Rice Üniversitesi Baker Enstitüsü'nden bir araştırmacı olan Jim Crane, "Suudi Arabistan'ın ilk sırada yer aldığı bir petrol piyasasındayız. Üreticiler yalnızca daha fazla kâr elde etmekle kalmıyor, aynı zamanda piyasalar daraldığında daha fazla jeopolitik etkiye sahip oluyorlar" dedi.

İran ile uzlaşma
Suudi Arabistan ve İran, Çin himayesinde diplomatik ilişkilerini sürdürme konusunda anlaştılar. İki ülke ve Çin, 10 Mart'ta yaptıkları ortak açıklamada, anlaşmanın 60 gün içinde uygulanacağını duyurdu.
Söz konusu gelişmeler, İran'la siyasi bir uzlaşmaya varılmasına, Suriye ile ilişkilerin yeniden kurulmasına ve Yemen'deki savaşın sona ermesine yol açabilir.
Zira Riyad, başkent Sana'yı kontrol eden İran destekli Husilere karşı Yemen hükümetini destekliyor.
İran Cumhurbaşkanı Yardımcısı Muhammed Muhbir pazartesi günü yaptığı açıklamada, Cumhurbaşkanı İbrahim Reisi'nin Suudi Arabistan Kralı Selman bin Abdulaziz'in davetlisi olarak Suudi Arabistan'ı ziyaret edeceğini doğruladı.
Suudi Arabistan ile İran arasındaki ilişkilerin yeniden tesis edilmesinde hızlanan gelişmelere değinen Muhbir, "Bu gelişmeler tesadüf değil, önceden planlanmıştı ve bu aşamaya gelmesi gerekiyordu. Komşu ülkelerle iyi ilişkiler kurmak İran hükümetinin temel politikasıdır ve bu yolda ilerlemektedir" dedi.
İki ülke arasındaki gerilim, Suudi Arabistan'ın 2016 yılında önde gelen bir Şii din adamını idam etmesiyle tırmandı.
O sırada göstericiler İran'daki Suudi Arabistan diplomatik temsilciliklerine baskın düzenledi. Riyad bu olaydan sonra Tahran ile ilişkilerini kesti.
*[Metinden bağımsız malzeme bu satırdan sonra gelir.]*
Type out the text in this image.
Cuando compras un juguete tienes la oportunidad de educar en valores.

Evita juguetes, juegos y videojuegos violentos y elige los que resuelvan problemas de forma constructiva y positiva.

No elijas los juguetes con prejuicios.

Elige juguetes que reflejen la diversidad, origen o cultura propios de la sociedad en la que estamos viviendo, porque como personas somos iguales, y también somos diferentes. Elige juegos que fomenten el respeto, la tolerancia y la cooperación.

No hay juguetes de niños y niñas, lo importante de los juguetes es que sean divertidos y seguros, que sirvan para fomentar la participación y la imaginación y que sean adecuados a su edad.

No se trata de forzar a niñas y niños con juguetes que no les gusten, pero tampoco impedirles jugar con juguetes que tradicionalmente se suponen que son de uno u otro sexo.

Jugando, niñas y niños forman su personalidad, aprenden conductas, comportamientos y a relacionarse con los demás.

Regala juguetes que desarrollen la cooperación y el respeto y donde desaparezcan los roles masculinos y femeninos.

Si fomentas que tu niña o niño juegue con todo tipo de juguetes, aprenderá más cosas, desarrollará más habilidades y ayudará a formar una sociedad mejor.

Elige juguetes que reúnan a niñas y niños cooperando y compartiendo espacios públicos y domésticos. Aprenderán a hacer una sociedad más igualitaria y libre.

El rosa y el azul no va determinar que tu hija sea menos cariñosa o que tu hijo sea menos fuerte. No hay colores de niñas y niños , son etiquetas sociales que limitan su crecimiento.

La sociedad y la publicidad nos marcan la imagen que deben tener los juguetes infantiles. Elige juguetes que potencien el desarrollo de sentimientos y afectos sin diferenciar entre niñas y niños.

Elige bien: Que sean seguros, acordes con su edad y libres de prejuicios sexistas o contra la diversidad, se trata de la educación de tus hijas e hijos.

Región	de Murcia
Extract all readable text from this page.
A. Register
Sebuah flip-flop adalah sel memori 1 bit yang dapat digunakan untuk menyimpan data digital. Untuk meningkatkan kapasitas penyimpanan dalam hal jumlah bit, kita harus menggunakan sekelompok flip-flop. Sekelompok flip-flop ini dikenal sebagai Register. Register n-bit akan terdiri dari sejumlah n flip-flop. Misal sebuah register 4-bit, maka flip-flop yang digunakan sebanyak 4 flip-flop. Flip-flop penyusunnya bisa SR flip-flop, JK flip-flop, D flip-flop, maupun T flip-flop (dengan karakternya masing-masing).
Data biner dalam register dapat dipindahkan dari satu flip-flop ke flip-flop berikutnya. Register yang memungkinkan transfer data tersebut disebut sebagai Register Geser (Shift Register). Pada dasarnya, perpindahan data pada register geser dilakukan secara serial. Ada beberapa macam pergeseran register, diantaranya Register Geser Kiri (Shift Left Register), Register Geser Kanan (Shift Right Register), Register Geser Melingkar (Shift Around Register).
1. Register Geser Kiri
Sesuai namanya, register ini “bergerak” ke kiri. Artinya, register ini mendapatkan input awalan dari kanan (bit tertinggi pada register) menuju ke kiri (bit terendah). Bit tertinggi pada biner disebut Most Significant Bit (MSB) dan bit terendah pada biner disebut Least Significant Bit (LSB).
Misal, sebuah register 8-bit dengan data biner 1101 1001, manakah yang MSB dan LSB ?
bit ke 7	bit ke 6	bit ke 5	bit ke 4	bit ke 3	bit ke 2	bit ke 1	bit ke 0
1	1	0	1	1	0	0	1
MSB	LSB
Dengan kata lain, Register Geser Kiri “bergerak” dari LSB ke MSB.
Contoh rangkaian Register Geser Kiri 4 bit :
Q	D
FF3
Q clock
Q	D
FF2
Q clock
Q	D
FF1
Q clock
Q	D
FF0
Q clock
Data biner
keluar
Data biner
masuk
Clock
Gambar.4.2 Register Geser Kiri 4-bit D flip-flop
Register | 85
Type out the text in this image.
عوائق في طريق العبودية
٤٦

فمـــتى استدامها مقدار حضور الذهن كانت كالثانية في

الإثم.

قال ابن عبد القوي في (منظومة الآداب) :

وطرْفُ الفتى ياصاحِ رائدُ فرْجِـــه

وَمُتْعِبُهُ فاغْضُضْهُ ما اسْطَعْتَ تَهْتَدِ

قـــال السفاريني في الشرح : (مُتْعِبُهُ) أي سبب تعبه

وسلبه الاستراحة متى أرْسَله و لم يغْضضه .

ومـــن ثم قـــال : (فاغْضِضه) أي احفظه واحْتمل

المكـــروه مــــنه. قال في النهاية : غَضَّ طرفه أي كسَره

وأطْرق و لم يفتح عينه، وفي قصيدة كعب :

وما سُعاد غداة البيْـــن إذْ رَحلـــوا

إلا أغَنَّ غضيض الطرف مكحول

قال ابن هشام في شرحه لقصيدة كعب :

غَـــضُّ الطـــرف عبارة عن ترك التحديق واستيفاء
Rusya ve Çin ile yakınlaşma
Suudi Arabistan, OPEC+ grubu içinde Rusya ile yakın ilişkiler kurmaya odaklandı.
Örgütün petrol üretimini kısma kararı, Başkan Joe Biden ve ABD'li senatörleri kızdırdı.
Koronavirüs pandemisinden yeni çıkan Çin, Suudi petrol tedarikini güvence altına alıyor.
Prens Muhammed bin Selman, Çin Devlet Başkanı Şi Cinping'i ağırlayıp, Rusya Devlet Başkanı Vladimir Putin ile de telefonla görüştü.
Suudi Arabistan, Pekin ile uzun vadeli ilişki kurmanın bir işareti olarak, Çin liderliğindeki Şangay İşbirliği Örgütü'ne (ŞİÖ) katılma kararını açıkladı.
Beyaz Saray Ulusal Güvenlik Konseyi Stratejik İletişim Koordinatörü John Kirby, pazartesi günü, iki taraf tüm konularda anlaşmasa bile Riyad'ın Washington için stratejik bir ortak olmaya devam ettiğini söyledi. Ayrıca, iki tarafın ortak güvenlik sorunlarını ele almak için çalıştığını da belirtti.
İran, özellikle 1979 İslam Devrimi'ni takip eden kaotik yıllardan bu yana teokrasiye karşı en büyük meydan okumalardan birini temsil eden Mahsa Amini'nin ölümü üzerine yapılan protestoların ardından umutsuzca gerginliği yatıştırmaya çalışıyor.
ABD'nin nükleer anlaşma üzerindeki yaptırımları ise İran ekonomisini boğmaya devam ediyor.

Suriye'nin dönüşü
Bu arada, yıllardır süren iç savaşın ardından İran'ın desteklediği Beşşar Esad yönetimindeki Suriye ile ilişkileri yeniden tesis etme konusundaki görüşmeler sürüyor.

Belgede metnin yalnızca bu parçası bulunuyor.